優希はそう言って帰ろうとした。しかし、咲良はそれを止めた。

「待って!」
「ん?」
「一緒に帰ろうよ。」
「いやだから、今一緒に帰ると…」
「そんな事は関係ないよ。そんなの言われでも私平気だし。」
「咲良ちゃんは良くても、俺が申し訳ないというか…」
「だから、優希君関係無いって。私優希君に恩返ししたいの。」
「恩返し?どういうこと?」
「実はあの日から、元カレの復縁が来なくなったの。どうも複数の女の子達にボコボコにされたみたい。『誰が本命なんだ?』って。」
「うわぁ…」
(女ってやっぱ怖いな。纏まってフルボッコ…複数の女子を敵に回してえらいこっちゃ。)
「ほんと優希君には感謝してるの。
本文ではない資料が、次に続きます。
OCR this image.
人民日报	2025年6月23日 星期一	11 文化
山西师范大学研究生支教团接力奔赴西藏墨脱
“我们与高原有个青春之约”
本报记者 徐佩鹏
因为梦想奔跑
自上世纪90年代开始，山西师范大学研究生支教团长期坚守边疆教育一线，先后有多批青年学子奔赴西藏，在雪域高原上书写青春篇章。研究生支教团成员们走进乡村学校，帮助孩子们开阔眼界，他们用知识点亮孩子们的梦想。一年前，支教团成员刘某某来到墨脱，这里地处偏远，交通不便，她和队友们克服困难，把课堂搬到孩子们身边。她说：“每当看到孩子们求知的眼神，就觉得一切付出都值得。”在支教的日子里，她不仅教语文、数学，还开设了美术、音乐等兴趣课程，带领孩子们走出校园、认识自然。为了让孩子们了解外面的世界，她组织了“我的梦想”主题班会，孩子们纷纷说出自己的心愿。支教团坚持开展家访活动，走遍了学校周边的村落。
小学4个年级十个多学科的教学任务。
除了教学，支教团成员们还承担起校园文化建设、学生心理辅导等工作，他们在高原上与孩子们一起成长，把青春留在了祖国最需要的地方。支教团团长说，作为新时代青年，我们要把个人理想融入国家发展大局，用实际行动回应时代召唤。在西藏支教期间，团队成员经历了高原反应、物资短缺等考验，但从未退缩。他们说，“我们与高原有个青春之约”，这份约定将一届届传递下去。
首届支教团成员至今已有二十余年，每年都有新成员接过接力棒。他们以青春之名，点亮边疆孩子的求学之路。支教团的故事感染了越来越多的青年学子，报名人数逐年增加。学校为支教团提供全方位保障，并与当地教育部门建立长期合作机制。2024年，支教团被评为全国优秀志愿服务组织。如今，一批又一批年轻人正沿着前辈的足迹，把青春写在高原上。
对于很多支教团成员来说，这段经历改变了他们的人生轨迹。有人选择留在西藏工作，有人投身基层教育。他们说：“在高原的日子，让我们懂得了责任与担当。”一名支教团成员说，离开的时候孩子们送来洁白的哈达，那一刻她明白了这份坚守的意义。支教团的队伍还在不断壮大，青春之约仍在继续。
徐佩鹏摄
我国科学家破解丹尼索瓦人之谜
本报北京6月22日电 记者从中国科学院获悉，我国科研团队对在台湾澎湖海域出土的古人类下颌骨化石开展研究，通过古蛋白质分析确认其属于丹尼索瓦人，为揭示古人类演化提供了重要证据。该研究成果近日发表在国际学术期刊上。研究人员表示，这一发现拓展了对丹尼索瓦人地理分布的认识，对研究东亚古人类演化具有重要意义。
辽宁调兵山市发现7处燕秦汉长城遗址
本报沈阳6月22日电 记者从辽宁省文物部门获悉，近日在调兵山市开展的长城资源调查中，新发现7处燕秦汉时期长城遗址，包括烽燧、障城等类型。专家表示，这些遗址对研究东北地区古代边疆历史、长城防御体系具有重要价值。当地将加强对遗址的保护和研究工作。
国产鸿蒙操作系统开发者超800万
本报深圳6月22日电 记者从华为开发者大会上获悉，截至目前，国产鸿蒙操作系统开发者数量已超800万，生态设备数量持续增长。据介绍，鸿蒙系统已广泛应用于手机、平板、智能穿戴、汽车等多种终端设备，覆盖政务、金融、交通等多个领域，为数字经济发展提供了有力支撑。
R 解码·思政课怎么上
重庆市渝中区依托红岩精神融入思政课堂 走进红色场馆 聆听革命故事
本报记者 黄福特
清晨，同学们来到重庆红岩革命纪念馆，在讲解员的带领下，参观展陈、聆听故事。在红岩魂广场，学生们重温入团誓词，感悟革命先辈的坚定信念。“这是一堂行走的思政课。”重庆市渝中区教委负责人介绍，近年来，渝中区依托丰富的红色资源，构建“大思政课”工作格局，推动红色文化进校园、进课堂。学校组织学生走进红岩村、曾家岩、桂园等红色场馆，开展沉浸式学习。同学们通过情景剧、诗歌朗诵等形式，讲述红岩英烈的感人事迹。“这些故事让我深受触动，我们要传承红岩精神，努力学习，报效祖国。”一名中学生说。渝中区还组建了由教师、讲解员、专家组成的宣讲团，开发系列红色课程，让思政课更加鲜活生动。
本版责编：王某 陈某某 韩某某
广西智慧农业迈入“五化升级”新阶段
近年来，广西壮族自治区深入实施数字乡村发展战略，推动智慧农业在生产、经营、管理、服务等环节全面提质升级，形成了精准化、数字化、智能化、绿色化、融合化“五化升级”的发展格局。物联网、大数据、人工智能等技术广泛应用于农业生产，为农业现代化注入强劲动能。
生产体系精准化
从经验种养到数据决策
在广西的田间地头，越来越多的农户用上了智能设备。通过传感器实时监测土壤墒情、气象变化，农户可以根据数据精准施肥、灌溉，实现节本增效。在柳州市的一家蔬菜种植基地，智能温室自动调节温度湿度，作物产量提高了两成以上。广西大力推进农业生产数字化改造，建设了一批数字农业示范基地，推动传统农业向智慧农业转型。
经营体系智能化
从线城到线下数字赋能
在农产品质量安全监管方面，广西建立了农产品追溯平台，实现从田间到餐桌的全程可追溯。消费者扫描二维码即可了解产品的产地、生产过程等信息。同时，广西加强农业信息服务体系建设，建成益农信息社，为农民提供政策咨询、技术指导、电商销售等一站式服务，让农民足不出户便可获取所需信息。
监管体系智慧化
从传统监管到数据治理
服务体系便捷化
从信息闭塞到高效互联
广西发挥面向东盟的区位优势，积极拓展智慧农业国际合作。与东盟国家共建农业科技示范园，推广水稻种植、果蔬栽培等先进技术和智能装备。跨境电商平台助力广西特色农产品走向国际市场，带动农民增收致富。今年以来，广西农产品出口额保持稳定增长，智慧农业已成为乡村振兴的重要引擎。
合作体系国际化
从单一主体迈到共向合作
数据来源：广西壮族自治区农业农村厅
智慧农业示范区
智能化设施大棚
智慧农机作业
だから、優希君に恩返しさせて。」
「でも、それだったら一緒に帰らなくてもさ、他の方法で恩返ししてくれたらいいのに…」
「いいの。優希君と色んな話したいんだ。実は私、元カレ以外の男友達いないんだ。」
「え、そうなの?」
「元カレ束縛癖あってね…」
(浮気に束縛…正真正銘のクズだなあいつ。)
「うーん…まぁ、咲良ちゃんがいいならいいけど…ほんとに大丈夫?俺そこまで責任取れないよ?」
「大丈夫大丈夫。じゃ、帰ろっか。」

それから咲良と優希は一緒に帰る事が多くなった。優希が心配していた事は噂にもならなかった。